At the plenary, the CLAK decided to concentrate on evangelization of youth and society. Fabian Choi Hong-jun, the council´s executive secretary, told UCA News on Feb. 20, "This year we will focus on social evangelization and try to help laypeople be the salt and light in society."

As part of this, the council will hold an international symposium this year on the Second Vatican Council´s "Decree on the Apostolate of the Laity." Pope Paul VI promulgated the decree, Apostolicam Actuositatem, in 1965, "to intensify the apostolic activity of the people of God."

Choi also spoke about the CLAK´s effort to engage youth. "We will open a youth forum to check the current issues related to the youth ministry and hold a youth festival this September," he said.

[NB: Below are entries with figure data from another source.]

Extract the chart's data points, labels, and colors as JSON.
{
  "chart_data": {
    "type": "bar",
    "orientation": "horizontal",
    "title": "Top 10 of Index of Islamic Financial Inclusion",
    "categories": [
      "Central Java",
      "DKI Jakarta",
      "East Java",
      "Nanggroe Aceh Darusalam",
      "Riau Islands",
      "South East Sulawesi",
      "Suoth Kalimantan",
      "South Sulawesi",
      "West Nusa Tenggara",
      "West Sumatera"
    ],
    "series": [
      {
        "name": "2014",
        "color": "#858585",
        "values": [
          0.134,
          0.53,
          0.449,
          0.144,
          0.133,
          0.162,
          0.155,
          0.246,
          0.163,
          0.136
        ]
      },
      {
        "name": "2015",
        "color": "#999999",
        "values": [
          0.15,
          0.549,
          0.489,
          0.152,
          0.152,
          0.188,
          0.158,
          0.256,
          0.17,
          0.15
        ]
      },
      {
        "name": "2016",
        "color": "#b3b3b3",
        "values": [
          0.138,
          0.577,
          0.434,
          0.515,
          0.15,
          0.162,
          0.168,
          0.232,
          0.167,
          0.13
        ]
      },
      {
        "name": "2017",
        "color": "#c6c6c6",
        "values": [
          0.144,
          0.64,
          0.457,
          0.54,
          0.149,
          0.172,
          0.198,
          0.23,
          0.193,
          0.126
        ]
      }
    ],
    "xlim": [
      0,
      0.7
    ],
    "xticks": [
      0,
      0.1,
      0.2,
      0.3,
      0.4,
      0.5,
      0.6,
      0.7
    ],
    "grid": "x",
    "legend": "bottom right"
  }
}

Of the 15 diocesan lay apostolate councils in South Korea, 13 sent representatives to the plenary assembly. But only three of the 25 national-level lay apostolate groups that also belong to the CLAK sent representatives.

Uijeongbu diocese, which was erected in 2004, is alone among the 15 dioceses in South Korea and the Military Ordinariate in not having a lay council.

Han hopes to promote the lay movement with cooperation and exchange among Asian Churches. "Through the continuous exchange of experience with Asian Churches, I´ll help Asian laypeople wake up," he told UCA News.

Currently the national lay leader also is president of the Catholic Lay Apostolate Council of Seoul. He was elected its president on Jan. 14.

According to the Seoul council´s bylaws, members each recommend three suitable persons 14 days before its plenary assembly. The members come from parish pastoral councils and lay apostolate groups in the archdiocese.

The archbishop of Seoul nominates up to three candidates for election from the list of people who receive more than 10 recommendations. This year, three people received more than 10 recommendations, but Cardinal-elect Nicholas Cheong Jin-suk nominated only Han, so he was elected without opposition.